L’azienda si fa scuola. Il modello fortemente di percorso formativo alla fine porta l’azienda a trasformarsi in un ulteriore momento accademico. Ma il passaggio più importante lo devono fare gli imprenditori «limitandosi sul fronte dell’autoreferenzialità, perché certi meccanismi di engagement si creano con l’esempio, si creano con l’autorevolezza,altrimenti non si va da nessuna parte. Gianmarco Lanza in questo è categorico: se il modello non è davvero sposato, se non si sente di far parte tutti di uno stesso sistema, allora non può funzionare.

Si può dire che nasce un modello per il territorio?

Sarei molto felice se l’attività della nostra impresa e del nostro team possano dare un contributo al territorio, e essere un modello di ispirazione. Credo che il territorio abbia bisogno di queste iniziative, ma i nostri imprenditori debbano avere meno autoreferenzialità, certi meccanismi di engagement si creano con l’esempio e l’autorevolezza.

Qual è il limite che vede in questo passaggio?

Occorre solo un po’ più di consapevolezza. Abbiamo imprese con un know how come patrimonio aziendale incredibile e che potrebbero usare quella conoscenza per creare percorsi formativi eccezionali e con un pieno di energia, a differenza di noi che noi dobbiamo fermarci per natura su un layer che è solo tecnologico e non arriva al fronte applicativo.

Lo condividerebbe con altri imprenditori locali?

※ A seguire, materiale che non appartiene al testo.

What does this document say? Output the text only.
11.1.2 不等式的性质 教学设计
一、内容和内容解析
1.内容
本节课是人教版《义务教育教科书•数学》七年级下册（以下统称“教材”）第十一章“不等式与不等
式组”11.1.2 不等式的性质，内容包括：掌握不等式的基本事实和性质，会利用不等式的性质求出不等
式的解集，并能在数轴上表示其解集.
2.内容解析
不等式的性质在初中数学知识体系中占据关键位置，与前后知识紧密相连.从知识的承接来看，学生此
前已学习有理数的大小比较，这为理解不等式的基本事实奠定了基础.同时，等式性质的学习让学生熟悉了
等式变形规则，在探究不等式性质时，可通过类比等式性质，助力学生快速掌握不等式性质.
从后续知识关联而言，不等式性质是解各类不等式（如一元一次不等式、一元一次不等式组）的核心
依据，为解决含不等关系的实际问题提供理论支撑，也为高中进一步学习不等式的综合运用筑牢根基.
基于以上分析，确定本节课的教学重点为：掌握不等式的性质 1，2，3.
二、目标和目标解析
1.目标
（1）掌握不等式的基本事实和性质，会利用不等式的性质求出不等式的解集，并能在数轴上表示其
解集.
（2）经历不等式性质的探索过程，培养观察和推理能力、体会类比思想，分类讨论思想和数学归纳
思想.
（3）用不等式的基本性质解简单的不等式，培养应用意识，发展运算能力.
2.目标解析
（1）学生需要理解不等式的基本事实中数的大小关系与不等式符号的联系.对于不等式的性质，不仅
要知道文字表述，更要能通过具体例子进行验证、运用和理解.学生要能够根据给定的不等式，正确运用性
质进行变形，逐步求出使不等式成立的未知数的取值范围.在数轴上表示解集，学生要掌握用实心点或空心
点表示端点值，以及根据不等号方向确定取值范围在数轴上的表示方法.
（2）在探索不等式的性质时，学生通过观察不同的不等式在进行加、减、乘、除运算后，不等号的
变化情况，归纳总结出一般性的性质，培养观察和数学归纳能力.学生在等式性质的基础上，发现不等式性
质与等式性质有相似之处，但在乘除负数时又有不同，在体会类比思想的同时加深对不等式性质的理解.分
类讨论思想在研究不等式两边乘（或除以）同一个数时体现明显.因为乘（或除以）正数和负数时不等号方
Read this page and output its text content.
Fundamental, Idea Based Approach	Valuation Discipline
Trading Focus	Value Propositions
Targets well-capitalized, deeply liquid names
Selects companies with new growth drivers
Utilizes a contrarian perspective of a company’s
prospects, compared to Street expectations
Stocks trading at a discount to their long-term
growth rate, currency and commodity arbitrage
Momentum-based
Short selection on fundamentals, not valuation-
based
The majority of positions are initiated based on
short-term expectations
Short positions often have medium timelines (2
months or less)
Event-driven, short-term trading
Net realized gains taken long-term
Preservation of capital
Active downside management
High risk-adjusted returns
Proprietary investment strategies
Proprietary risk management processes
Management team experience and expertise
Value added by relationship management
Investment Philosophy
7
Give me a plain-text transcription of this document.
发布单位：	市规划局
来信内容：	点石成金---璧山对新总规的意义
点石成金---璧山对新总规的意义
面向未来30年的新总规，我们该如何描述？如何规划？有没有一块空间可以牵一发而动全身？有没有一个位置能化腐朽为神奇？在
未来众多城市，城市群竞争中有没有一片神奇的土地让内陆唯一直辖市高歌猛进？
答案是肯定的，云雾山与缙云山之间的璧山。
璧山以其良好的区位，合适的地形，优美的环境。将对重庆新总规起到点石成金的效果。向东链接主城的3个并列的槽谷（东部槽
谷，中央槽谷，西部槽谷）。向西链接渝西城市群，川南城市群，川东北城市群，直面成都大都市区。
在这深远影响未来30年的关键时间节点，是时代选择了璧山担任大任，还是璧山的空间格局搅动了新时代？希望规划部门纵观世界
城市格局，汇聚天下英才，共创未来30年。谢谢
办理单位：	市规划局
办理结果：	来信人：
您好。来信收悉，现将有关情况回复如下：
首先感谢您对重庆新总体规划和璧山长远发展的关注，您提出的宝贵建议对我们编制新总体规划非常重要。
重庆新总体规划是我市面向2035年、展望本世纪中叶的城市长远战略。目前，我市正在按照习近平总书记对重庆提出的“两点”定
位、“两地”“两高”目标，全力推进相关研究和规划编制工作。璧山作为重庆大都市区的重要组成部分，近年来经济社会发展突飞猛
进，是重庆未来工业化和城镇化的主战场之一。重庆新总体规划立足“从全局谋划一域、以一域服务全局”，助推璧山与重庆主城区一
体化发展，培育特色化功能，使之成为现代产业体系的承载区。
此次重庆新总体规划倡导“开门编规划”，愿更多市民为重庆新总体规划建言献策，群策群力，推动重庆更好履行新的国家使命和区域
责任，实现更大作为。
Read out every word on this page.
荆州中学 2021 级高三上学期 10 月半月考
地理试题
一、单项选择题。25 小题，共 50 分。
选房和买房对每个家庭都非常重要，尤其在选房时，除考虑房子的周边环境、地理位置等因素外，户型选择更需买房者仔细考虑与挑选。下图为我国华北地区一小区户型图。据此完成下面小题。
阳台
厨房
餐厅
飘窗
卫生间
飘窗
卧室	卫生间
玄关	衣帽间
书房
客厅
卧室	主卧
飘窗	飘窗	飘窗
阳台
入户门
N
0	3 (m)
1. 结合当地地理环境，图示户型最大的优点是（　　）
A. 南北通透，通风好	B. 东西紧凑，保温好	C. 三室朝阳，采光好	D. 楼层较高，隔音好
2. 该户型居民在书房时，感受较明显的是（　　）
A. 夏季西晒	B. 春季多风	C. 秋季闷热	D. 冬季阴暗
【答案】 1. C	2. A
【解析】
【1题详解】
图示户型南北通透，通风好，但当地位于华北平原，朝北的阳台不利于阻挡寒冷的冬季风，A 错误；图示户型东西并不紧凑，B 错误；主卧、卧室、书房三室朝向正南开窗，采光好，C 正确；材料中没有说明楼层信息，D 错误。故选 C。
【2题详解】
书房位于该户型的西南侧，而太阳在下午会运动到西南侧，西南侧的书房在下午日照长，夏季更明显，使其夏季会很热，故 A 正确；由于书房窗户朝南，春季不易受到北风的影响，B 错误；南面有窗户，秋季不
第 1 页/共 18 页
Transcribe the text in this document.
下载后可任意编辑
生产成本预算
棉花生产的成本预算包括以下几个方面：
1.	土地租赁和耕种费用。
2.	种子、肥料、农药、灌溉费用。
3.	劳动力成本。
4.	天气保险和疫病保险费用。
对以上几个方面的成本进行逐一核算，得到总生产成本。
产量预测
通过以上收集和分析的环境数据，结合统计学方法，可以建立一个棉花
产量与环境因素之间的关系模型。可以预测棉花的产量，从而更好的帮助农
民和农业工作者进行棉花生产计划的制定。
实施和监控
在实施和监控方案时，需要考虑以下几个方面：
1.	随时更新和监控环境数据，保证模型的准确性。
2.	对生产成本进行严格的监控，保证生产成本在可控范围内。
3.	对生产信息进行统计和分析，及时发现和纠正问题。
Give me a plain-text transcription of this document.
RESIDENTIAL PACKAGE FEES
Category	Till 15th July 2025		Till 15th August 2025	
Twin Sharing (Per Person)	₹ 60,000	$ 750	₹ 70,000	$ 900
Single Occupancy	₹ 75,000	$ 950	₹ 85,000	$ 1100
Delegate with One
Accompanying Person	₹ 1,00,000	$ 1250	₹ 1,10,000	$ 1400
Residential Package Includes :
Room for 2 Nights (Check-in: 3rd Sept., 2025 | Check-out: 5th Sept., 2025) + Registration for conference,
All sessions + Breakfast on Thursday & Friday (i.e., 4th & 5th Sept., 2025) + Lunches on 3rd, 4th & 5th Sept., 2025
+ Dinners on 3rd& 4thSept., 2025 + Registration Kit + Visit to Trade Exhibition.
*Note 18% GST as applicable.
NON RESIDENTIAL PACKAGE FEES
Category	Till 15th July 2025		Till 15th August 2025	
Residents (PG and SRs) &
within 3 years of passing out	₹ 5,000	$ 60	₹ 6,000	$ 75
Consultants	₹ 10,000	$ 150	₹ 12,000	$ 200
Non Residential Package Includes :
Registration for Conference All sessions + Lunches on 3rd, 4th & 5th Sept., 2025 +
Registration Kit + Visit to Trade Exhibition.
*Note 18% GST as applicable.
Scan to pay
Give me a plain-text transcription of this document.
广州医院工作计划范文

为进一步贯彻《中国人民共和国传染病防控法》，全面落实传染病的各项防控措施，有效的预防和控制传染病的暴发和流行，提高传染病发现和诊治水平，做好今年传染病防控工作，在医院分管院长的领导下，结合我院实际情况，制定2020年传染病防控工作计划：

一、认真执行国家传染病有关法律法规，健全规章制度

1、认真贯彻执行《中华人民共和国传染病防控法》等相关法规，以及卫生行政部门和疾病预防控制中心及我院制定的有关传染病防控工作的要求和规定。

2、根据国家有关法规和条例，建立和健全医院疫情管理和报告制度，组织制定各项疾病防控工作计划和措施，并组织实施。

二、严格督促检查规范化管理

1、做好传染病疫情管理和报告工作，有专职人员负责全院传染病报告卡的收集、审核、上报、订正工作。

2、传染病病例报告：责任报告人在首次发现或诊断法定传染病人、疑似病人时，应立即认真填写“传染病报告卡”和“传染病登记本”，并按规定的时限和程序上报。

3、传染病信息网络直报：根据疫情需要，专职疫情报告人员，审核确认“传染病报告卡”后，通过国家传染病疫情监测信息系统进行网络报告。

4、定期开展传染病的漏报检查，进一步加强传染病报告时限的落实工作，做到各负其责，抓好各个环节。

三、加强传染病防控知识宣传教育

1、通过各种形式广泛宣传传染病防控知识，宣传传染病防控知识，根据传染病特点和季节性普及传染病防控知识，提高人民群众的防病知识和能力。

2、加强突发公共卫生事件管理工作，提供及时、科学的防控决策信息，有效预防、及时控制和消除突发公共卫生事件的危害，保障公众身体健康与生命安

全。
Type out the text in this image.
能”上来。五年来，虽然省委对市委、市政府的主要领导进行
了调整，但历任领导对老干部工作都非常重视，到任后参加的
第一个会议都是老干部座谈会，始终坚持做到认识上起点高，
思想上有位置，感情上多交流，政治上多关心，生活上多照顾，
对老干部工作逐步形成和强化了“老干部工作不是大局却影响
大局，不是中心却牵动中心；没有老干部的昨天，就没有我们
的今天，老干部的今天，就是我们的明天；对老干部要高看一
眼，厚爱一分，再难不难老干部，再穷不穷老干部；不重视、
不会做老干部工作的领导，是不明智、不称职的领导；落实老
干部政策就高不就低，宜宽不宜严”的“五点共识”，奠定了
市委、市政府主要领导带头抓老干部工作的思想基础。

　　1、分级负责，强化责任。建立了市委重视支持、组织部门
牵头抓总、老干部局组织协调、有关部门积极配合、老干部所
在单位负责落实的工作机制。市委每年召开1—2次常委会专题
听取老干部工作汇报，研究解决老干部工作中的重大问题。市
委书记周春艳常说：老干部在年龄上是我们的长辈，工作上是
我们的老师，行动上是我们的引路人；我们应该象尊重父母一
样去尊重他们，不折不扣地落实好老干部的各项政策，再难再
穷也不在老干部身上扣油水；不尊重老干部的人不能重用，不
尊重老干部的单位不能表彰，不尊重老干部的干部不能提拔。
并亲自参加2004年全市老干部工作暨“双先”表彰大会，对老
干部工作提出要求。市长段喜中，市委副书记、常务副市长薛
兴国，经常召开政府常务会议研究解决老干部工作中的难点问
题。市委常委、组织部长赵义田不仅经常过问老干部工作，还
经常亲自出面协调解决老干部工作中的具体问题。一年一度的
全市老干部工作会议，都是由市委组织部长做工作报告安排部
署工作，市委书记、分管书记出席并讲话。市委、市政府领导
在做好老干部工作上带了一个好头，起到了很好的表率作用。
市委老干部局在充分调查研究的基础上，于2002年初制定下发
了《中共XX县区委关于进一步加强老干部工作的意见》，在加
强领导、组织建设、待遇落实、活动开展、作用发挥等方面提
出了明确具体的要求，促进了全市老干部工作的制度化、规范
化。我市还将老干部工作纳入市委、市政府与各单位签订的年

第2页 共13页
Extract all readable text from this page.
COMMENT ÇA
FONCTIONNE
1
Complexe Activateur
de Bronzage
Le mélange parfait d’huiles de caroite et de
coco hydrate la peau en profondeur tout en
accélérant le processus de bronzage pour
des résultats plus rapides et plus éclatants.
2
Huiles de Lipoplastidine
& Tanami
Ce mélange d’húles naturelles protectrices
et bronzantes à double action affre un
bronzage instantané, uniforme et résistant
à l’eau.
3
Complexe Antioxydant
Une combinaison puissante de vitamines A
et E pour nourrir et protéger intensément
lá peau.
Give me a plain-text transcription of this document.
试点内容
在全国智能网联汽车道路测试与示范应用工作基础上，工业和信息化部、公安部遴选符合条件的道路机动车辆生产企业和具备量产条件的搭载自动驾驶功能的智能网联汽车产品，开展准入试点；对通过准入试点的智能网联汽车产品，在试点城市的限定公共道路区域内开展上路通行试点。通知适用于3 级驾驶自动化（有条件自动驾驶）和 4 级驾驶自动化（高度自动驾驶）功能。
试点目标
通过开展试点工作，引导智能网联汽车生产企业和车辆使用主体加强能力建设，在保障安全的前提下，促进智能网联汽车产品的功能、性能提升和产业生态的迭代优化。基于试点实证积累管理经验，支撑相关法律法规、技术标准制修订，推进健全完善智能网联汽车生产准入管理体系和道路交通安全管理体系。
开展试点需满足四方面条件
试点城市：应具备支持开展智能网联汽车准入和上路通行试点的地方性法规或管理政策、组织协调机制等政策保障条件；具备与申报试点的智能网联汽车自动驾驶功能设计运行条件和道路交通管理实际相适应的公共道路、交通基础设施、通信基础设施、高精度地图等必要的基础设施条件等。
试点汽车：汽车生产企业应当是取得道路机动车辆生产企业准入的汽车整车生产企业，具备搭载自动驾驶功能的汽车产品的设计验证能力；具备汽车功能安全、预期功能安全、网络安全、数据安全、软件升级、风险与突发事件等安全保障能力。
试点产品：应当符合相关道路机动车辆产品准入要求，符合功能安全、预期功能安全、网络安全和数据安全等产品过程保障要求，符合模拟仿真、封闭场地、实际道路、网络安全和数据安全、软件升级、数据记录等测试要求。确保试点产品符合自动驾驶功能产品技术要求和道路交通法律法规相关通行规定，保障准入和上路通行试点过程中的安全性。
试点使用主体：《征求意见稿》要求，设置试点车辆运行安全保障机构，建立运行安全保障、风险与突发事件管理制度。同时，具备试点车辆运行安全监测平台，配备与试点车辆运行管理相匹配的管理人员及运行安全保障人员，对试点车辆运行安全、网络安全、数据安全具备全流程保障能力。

Apprezzo molto l’idea di l’open innovation anche sul fronte formativo. Ma la condizione necessaria è di essere sulla stessa linea d’onda. La condivisione non sia un ostacolo o un freno. L’immediatezza e la velocità sono alla base di questi progetti e ne determinano l’efficacia. Si potrebbe iniziare a condividere il modello ognuno lo pratica in base ai sui fabbisogni.

Ma la sfida di portarli a bordo è stata fatta, qual è il passaggio nuovo?

La sfida ora esattamente è saperli trattenere nel futuro. Anche se dico e ho detto a loro, in totale onestà, di sperare che facciano una intera carriera professionale non solo con me. Noi siamo i primi a voler promuovere un corretto dinamismo e mobilità professionale. Non possiamo volere i numeri uno e poi pretendere che si fermino tutta la vita da dove sono partiti. Anche il dinamismo, la mobilità professionale che condividiamo resta comunque un valore da promuovere, Credo che sia anche la dimostrazione della capacità di un ragazzo di scalare, perché il livello della sua competenza, della sua professionalità sono diventate superiori a quelle che l’azienda può offrirgli. Allora è giusto vedere che prenda il volo. E che la Fae Technology, in questo caso, sia stata il suo trampolino di lancio.